This is basically what happens. we learn about the families he meets going through Germany, the other children on the boat to America, his time with a family in Chicago and eventually his new life on a farm in Central California. He is an appreciative and open-minded boy and the reader gets to share his perspective on his journey and the world around him. He misses his home and is surprised by the wealth and culture in America, but also loves the freedom and the independent, hard-working spirit of the people. I don't know, I lapped it up. It was just a really nice, positive story with pleasant descriptions of taking care of the goats and learning to ride and making new friends and his relationship with the other members of his new family. There is an exciting forest fire at the end, but it is all told in such a direct, pleasant way that you kind of know nothing seriously bad is going to happen.

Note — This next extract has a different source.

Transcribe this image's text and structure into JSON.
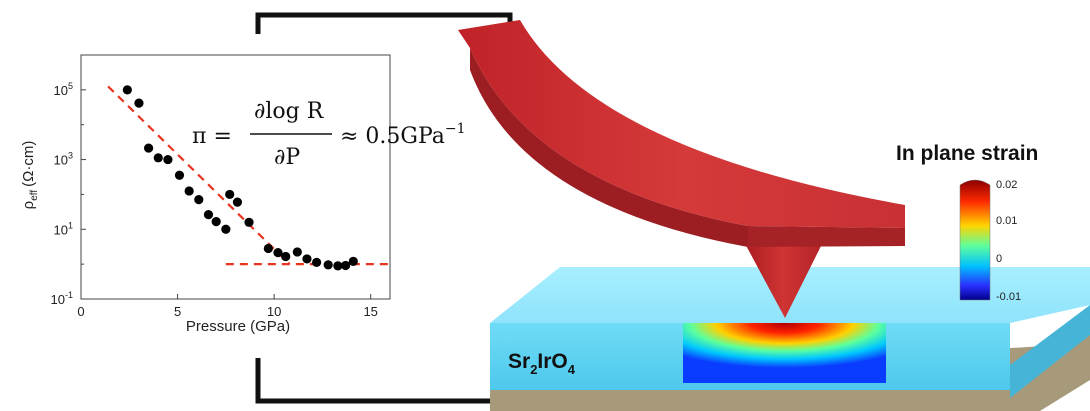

I once picked up a Polish hitchhiker on Vancouver Island and he was drinking goat milk and was quite enthusiastic about how good goat milk was for you. If there was one lesson in this book, it was that goat milk is really good for you. Christoph's main goal is to get some goats in his life, like he tended as a boy in Germany. Anytime anybody has some health issues, they are healed by steady drinking of goat's milk. I think I'm going to give it a try.
Hmmm, doing a bit of research, I have learned the Benary-Isbert's books were fairly succesful in their time and were primarily read by younger audiences. She has several other books, including two about a family struggling in post-War Germany (The Ark and Rowan Farm) whose characters have small parts in The Long Way Home. They sound similarily comforting and absorbing, so she will have to be added to the list!